I will never deny the psychological benefits of a muscle pump. I love the feeling. It doesn’t have quite the pizazz that Arnold Schwarzenegger attributed to it (he likened it to an orgasm in the movie ‘Pumping Iron’), but hey… “Whatever!” I just think it can provide a motivational “kick-in-the-pants” during an intense muscle building workout.
That said, I can’t stand watching this blood-induced phenomenon being marketed as evidence of muscle building progress. Long-story short: You can get a “workout pump” while in the midst of being terribly over-trained. You can get a ‘pump’ while being undertrained. Less cryptically speaking, your overall bodybuilding scheme could be taking you nowhere (or even backwards) and you could still experience the sensation of a ‘pump’ in the gym. So what’s a muscle pump worth besides ‘motivation?’
Enter “nitric oxide for bodybuilding”; a product that blatantly sells itself on the idea that a muscle pump is not only needed for – but also evidence of bodybuilding progress. Under the pretext that a pump is the precursor for muscle growth – ‘nitric oxide for bodybuilding’ is blaring at us from the pages of magazines and the websites of supplement companies to make sure we get that (climax-like?) muscle pump.
Using Nitric Oxide for Bodybuilding
Nitric oxide is a gaseous chemical created in the body when an enzyme called nitric oxide synthase is combined with the amino acid L-arginine. When these two meet in the body, they create citrulline (another amino acid) and nitric oxide (comprised of one nitrogen atom and one oxygen atom). Natural amounts of nitric oxide are produced by the body in this manner as this essential gaseous compound is needed for normal bodily functioning such as inter-neuron communication, intra-cellular messaging, and hormonal transmission.
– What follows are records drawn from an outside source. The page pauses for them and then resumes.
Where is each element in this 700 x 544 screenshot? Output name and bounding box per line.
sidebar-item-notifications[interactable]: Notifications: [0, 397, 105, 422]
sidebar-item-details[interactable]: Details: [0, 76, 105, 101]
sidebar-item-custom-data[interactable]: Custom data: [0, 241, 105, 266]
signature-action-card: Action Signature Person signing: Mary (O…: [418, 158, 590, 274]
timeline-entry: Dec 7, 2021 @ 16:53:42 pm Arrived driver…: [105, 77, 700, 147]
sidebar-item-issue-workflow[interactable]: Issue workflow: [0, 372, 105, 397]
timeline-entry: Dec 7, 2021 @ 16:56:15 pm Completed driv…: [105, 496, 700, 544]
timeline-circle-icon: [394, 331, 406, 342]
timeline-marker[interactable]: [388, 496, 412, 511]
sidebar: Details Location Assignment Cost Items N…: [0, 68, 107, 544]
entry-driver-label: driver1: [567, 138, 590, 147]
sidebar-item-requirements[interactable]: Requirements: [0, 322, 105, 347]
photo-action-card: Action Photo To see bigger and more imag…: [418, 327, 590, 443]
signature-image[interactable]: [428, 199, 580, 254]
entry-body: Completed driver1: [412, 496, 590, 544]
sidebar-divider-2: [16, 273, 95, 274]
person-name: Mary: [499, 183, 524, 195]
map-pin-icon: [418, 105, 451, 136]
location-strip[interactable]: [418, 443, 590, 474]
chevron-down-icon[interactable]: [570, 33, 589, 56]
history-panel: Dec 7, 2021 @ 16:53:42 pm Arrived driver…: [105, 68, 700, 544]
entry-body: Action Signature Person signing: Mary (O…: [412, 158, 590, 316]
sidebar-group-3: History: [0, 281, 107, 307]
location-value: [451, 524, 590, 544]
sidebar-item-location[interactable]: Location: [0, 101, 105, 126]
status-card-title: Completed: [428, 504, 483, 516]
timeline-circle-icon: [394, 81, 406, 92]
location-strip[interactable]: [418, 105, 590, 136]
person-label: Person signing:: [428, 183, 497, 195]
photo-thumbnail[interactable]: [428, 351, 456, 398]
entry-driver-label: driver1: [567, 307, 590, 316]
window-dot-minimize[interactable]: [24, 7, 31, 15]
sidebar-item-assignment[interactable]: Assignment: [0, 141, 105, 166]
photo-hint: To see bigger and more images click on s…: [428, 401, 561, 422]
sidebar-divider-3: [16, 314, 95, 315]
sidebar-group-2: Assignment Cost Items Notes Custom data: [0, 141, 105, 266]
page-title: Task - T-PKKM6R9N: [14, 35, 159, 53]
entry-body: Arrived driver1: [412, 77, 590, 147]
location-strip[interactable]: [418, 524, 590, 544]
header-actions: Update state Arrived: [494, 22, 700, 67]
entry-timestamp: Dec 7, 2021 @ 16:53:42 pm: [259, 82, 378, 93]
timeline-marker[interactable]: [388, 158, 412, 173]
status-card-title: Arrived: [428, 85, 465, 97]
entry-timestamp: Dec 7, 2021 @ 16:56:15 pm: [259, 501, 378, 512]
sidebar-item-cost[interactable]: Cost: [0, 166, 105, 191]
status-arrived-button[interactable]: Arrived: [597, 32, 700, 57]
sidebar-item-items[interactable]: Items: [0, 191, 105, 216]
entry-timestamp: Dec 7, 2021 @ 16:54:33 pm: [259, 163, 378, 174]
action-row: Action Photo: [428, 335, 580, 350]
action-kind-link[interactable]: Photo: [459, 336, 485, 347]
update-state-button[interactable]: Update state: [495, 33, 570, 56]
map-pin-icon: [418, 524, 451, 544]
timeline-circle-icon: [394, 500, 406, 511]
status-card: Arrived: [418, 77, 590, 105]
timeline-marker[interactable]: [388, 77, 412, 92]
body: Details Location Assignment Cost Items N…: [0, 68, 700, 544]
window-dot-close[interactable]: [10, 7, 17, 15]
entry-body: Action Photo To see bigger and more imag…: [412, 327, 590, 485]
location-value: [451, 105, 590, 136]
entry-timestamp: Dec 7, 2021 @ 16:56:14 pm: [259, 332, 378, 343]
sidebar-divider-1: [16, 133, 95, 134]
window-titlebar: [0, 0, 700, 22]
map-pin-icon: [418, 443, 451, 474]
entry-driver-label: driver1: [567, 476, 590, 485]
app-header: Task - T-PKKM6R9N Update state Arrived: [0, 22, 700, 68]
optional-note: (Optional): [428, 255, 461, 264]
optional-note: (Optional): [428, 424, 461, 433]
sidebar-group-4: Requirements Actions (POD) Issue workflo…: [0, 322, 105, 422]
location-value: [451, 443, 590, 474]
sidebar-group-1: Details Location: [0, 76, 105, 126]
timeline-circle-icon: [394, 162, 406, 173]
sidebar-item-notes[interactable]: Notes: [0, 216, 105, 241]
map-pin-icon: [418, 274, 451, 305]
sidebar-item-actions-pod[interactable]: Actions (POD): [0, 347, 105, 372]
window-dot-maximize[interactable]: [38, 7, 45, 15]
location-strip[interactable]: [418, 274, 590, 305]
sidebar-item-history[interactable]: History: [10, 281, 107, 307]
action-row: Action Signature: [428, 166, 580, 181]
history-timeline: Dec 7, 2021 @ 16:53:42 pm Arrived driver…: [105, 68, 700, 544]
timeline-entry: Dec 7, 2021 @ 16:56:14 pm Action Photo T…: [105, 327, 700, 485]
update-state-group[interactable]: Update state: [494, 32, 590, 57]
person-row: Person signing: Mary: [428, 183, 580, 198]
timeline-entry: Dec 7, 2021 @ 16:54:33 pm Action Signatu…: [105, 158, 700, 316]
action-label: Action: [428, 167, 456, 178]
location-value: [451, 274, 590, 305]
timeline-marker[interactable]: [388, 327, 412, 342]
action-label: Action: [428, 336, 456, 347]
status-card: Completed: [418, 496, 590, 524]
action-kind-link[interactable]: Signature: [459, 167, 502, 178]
Nitric oxide is produced in the blood vessels, the inside lining of which contain what are called the endothelial cells. As our muscles contract, the endothelial cells synthesize and release nitric oxide, thereby causing the smooth muscle tissue of the blood vessels to relax and contract. This relaxing and contracting of the blood vessels is referred to as ‘vasodilation.’
Those who use nitric oxide for bodybuilding attempt to raise levels of this compound by ingesting supplements containing L-arginine, citrulline and aspartic acid. This is done for the purpose of amplifying the process of vasodilation. Somewhere, sometime, somebody made the far-fetched leap that “vasodilated” blood vessels somehow create an environment for more uptake of oxygen, amino acids, creatine, and glucose by the muscle tissue.
Let’s be frank: The only bodily occurrence that could speed up inter-workout recuperation (and thus, muscle growth) is an increased rate of protein synthesis. But where is the evidence indicating that the slightly (and temporarily) expanded walls of blood vessels through vasodilation speed the rate of this process? I’ve not seen it anywhere – nor experienced it with use of any product containing NO precursors.
Should you use nitric oxide for bodybuilding? My advice is that you shouldn’t use this product with expectations of faster muscle growth. In fact, short of possibly (and that’s a big “possibly”) gaining a better visual ‘pump’ for a photo-shoot, I’d say you should dump the ‘nitric oxide for bodybuilding’ notions in the “hold onto your wallet and credit cards” category.
That’s my opinion – with a lot of natural bodybuilding experience behind it.